Чтобы судить по сочинениям Батюшкова, какой вообще поверхностью вместо глубины и каким невысоким уровнем самообразования, вместо стремящегося в небо истинного образования, пришлось ему при его эклектизме довольствоваться, надобно всмотреться в те его статьи и отдельные в них места, в которых более или менее ясно высказались черты его миросозерцания.
«Наука и поэзия, — писал он — услаждают только несколько часов в жизни»… но «не оставляют ли они в душе какой-то пустоты, которая охлаждает нас к видимым предметам и набрасывают на природу и общество печальную тень?» (I, 158) Так, несмотря на страстное рвение к самообразованию в науках и искусствах, лукавый эклектизм довел Батюшкова до ложного убеждения, будто науки и искусства «услаждают человека только на несколько часов» — будто ничем не наполняют душевной его пустоты, — будто охлаждают его отношения ко всему окружающему и «набрасывают на природу и общество печальную тень». Все это высказывал Батюшков, доказывая, что не от искусства и наук зависит «пустота душевная», — стало быть, знал хорошо, от чего она зависит в людях, но не имел внутри себя той силы, без которой ни науки, ни искусства не могли наполнить томившей его пустоты, — без которой нельзя не быть в душе пустоты, — без которой нельзя и душе не претворять всего, что бы ни проникало в нее, в одну пустоту.

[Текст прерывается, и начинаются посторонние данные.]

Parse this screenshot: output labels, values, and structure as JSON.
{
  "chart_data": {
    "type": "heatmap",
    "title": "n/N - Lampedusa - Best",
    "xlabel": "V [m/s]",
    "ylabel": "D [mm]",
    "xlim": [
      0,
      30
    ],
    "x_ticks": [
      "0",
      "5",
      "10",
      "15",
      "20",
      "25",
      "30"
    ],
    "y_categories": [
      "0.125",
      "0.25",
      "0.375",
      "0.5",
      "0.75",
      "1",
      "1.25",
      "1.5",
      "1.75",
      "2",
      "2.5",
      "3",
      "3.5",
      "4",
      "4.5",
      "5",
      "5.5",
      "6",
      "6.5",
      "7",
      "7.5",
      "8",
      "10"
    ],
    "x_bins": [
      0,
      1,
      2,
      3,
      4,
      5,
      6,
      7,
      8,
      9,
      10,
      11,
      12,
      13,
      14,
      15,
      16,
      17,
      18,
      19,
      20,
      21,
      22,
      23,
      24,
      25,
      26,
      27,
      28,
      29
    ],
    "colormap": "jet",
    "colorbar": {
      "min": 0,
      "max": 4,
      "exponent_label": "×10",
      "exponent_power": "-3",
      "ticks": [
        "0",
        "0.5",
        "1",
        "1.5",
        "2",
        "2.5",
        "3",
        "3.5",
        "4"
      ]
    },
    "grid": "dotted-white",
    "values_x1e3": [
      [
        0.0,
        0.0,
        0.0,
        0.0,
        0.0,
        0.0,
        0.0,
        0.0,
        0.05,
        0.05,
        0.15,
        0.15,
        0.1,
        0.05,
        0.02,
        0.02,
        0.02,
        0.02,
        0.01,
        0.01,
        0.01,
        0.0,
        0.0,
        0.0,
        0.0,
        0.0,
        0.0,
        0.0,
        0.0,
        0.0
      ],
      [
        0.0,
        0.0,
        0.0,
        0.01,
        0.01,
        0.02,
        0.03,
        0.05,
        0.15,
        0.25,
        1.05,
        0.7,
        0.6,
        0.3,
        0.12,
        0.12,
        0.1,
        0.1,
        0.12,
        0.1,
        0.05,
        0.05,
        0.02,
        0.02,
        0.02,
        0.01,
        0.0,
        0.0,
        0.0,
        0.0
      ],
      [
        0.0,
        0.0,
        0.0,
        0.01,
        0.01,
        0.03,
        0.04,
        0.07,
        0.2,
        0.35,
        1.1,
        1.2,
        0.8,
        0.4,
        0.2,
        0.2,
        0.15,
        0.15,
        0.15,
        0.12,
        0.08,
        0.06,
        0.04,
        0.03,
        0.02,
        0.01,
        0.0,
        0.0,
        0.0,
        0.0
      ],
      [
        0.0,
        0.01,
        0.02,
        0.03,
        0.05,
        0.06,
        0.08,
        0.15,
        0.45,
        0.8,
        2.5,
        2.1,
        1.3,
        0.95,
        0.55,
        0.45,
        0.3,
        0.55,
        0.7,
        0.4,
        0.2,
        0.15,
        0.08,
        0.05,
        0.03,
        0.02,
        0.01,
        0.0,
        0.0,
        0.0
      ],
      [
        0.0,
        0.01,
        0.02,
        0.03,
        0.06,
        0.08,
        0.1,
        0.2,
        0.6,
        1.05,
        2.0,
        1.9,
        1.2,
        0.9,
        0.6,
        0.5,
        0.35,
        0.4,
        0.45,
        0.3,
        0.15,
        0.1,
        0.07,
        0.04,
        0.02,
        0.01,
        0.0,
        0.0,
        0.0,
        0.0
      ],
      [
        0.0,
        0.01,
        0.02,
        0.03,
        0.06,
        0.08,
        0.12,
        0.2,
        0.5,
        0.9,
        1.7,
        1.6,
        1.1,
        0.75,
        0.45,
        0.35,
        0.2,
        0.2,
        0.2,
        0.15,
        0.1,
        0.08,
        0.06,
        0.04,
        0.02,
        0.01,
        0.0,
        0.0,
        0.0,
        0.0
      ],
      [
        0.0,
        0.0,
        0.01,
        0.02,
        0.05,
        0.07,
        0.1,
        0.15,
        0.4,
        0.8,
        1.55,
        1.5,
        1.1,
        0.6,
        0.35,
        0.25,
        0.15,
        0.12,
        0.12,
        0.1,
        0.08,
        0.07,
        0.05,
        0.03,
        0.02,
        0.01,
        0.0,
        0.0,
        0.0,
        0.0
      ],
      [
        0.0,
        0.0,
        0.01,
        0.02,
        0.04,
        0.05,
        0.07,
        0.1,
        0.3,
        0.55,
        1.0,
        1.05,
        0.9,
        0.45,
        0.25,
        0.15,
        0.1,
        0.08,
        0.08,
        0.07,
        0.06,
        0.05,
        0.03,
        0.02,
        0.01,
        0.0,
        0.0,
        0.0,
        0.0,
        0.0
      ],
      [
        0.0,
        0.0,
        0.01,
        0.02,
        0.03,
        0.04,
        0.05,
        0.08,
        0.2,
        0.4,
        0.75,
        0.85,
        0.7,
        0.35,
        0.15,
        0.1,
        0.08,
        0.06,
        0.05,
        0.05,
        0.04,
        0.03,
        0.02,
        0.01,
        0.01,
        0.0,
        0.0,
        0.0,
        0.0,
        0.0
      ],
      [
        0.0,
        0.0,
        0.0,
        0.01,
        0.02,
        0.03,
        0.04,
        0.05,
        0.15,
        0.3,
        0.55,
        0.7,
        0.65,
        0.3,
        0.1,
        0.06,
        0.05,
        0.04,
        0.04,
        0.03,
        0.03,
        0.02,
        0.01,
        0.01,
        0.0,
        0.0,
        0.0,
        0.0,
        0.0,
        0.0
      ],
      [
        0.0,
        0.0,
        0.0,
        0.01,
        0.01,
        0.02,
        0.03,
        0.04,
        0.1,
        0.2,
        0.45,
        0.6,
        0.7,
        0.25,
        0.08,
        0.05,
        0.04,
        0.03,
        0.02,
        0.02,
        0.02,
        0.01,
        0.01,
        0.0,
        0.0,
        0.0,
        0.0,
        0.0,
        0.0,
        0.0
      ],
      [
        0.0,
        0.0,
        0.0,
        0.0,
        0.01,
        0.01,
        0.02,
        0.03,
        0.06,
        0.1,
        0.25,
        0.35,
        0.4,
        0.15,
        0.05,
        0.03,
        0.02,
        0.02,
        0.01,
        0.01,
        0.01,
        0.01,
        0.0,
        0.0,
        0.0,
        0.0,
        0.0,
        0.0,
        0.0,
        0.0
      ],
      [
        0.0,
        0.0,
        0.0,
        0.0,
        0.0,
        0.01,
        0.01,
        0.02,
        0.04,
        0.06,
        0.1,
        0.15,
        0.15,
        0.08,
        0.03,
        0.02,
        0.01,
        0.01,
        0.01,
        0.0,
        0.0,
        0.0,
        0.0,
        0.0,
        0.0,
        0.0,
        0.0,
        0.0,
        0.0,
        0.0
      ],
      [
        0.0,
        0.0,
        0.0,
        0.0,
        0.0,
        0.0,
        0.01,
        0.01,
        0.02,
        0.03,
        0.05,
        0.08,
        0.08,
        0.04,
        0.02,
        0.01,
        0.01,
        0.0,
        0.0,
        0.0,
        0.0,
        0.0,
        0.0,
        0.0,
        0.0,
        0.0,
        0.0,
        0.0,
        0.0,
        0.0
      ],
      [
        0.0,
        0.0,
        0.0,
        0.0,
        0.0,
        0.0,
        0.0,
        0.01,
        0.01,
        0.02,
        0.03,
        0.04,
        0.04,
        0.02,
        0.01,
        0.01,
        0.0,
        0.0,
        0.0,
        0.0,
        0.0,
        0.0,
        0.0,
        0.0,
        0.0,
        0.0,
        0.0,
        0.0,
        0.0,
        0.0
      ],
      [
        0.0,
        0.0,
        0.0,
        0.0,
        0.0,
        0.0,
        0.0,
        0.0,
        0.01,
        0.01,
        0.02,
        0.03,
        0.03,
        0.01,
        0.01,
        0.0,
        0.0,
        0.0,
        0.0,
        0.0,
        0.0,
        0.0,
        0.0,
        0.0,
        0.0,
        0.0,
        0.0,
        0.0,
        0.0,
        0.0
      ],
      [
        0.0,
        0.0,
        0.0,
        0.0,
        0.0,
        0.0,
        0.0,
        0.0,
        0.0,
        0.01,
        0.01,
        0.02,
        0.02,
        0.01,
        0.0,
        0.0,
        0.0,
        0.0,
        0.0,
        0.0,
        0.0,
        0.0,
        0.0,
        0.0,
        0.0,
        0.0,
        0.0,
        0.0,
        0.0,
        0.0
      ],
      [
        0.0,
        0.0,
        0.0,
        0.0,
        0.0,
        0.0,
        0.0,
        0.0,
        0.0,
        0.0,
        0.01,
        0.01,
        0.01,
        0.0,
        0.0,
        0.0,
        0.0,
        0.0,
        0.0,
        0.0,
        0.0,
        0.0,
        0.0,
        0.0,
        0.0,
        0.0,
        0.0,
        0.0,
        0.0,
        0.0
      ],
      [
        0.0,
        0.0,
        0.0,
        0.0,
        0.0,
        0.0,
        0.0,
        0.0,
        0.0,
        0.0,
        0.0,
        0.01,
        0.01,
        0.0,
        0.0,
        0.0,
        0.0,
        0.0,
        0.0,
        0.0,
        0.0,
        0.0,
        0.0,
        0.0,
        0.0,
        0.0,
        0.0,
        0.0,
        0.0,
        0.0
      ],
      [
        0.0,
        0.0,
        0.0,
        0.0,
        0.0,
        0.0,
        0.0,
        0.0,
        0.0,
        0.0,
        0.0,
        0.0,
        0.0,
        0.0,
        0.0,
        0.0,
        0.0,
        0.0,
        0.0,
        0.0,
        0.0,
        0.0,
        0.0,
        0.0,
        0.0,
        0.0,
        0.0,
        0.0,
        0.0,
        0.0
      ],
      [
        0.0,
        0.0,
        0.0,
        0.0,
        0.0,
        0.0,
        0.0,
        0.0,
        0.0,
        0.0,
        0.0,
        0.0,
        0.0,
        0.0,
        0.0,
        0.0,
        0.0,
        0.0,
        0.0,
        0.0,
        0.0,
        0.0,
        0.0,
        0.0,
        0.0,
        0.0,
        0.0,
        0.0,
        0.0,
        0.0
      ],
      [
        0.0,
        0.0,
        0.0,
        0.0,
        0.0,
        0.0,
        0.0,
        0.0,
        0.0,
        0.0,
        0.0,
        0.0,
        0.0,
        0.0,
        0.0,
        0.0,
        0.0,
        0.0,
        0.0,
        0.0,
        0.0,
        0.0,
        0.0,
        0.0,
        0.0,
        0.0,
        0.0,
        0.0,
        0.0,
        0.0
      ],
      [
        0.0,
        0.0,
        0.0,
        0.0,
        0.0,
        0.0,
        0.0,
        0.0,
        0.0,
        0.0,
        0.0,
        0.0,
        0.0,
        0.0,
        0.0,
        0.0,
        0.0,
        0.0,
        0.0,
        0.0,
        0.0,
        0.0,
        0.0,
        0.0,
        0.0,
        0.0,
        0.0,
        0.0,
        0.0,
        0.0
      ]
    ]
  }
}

«Слабость человеческая, — писал Батюшков в другом месте, — неизлечима вопреки стоикам и все произведения ума его носят отпечаток оной» (I, 154). Батюшков имел «слабость», от которой, к несчастию, никогда не мог освободиться, — слабость слишком произвольно рассматривать человеческие способности и влияние их на душу и дух каждого человека. Оттого «все произведения» Батюшкова носят на себе отпечаток этой слабости. Счастливо рожденными назвал он тех людей, «которых природа щедро наделила памятью, воображением, огненным сердцем и великим рассудком, умеющим давать верное направление и памяти, и воображению» (I, 154). В этом определении «счастливо рожденных людей» перечислены человеческие способности, кроме воли, будто она не особенная и влиятельная способность или сила души, — будто ее не бывает у «счастливо рожденных людей» или она совсем не нужна необыкновенным, а, пожалуй, и всем, даже самым обыкновенным людям.
В силу той же слабости Батюшков не придавал равномерного и равнозначительного значения для души отдельным ее способностям: так, он верил и не верил в силу ума: то безмерно превозносил его, то уверялся, что «границы есть уму, и даже величайшему». Подчас, глубоко вдумываясь, мог он высказывать, будто «наблюдения зоркого ума» и «опыты мудрости нередко приводят к истинам, основанным на ложных понятиях».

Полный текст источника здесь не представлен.